Discovered in 1883, Broken Hill is home to the world’s largest deposits of silver, lead and zinc – yielding over 300 million metric tons of ore since mining began. Early revenues from Broken Hill are largely responsible for the growth and development of cities and towns right across New South Wales and Australia, with the city contributing “hundreds of millions of dollars to government administration, defence, education and research”, according to the Department of the Environment.  Whilst the silver, lead and zinc are by far the most profitable minerals to be pulled out of the ground, Broken Hill is also home to a veritable ‘mineralogical rainforest’ with approximately 300 mineral species offering a unique glimpse into the planet’s geological history.

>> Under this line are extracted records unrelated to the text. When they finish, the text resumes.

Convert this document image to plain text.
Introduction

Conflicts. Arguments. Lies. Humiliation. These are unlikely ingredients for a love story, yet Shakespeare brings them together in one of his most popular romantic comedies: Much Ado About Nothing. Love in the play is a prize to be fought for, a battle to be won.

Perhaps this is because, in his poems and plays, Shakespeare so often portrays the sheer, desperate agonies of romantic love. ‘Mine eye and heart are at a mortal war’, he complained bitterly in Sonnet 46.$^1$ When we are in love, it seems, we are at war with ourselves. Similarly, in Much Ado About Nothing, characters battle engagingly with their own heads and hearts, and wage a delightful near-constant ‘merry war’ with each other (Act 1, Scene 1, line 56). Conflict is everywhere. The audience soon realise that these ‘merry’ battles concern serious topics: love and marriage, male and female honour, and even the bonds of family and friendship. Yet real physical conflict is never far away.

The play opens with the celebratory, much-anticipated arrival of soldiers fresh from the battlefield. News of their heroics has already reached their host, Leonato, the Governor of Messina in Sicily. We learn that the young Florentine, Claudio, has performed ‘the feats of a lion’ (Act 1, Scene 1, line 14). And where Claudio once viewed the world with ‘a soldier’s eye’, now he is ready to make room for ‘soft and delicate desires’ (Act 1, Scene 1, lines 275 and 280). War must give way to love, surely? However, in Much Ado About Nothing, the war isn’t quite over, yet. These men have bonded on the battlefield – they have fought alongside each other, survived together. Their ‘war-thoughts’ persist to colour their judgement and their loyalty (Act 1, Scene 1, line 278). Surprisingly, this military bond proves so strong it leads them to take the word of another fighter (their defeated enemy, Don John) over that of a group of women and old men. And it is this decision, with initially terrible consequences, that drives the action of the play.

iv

However, it is the people of Broken Hill that have arguably contributed most to the heritage listing.  Over 130 years, the rights of tens of thousands of workers have given birth to many laws and provisions that we take for granted today. Broken Hill was not only the birthplace of Occupational Health and Safety and the 35-hour work week, but, thanks to the spread of nationwide worker support resulting from strikes in 1908 and 1909, it has also been recognised as putting a fire under the trade union movement. 


Whilst mining undoubtedly laid the foundations for Broken Hill, other industries have sprung up around it over the years.  The city is well known for its artistic community, which was made famous around the world by local miner-turned-painter Pro Hart, and now houses more art galleries per capita than anywhere else in Australia.  It has also become a mecca for the film industry, with movies such as Mad Max 2 and The Adventures of Priscilla, Queen of the Desert and television productions such as The Code and Outback ER flaunting the city and surrounds as their backdrop.

All of these elements fuse together to make Broken Hill a truly unique Australian city, one that its current mayor, Wincen Cuy, describes as “a city with a soul”.

Tracing his ancestry back to pre-Broken Hill era (his great-grandfather was born on Mount Gipps station, ten years before Broken Hill was founded), Mayor Cuy was – by his own admission – “ecstatic” when the National Heritage Listing was finally confirmed, ten years after its submission.   But, like Professor Molesworth, Mayor Cuy also believes that while the National Heritage Listing acknowledges the town’s past, it is also a springboard for the years and decades to come.

“I think that the award itself belongs to the people,” he says.  “Everyone should take a piece of it, and feel so proud that they've been part of Broken Hill's history, and that they're also going to play a major part in Broken Hill's future.”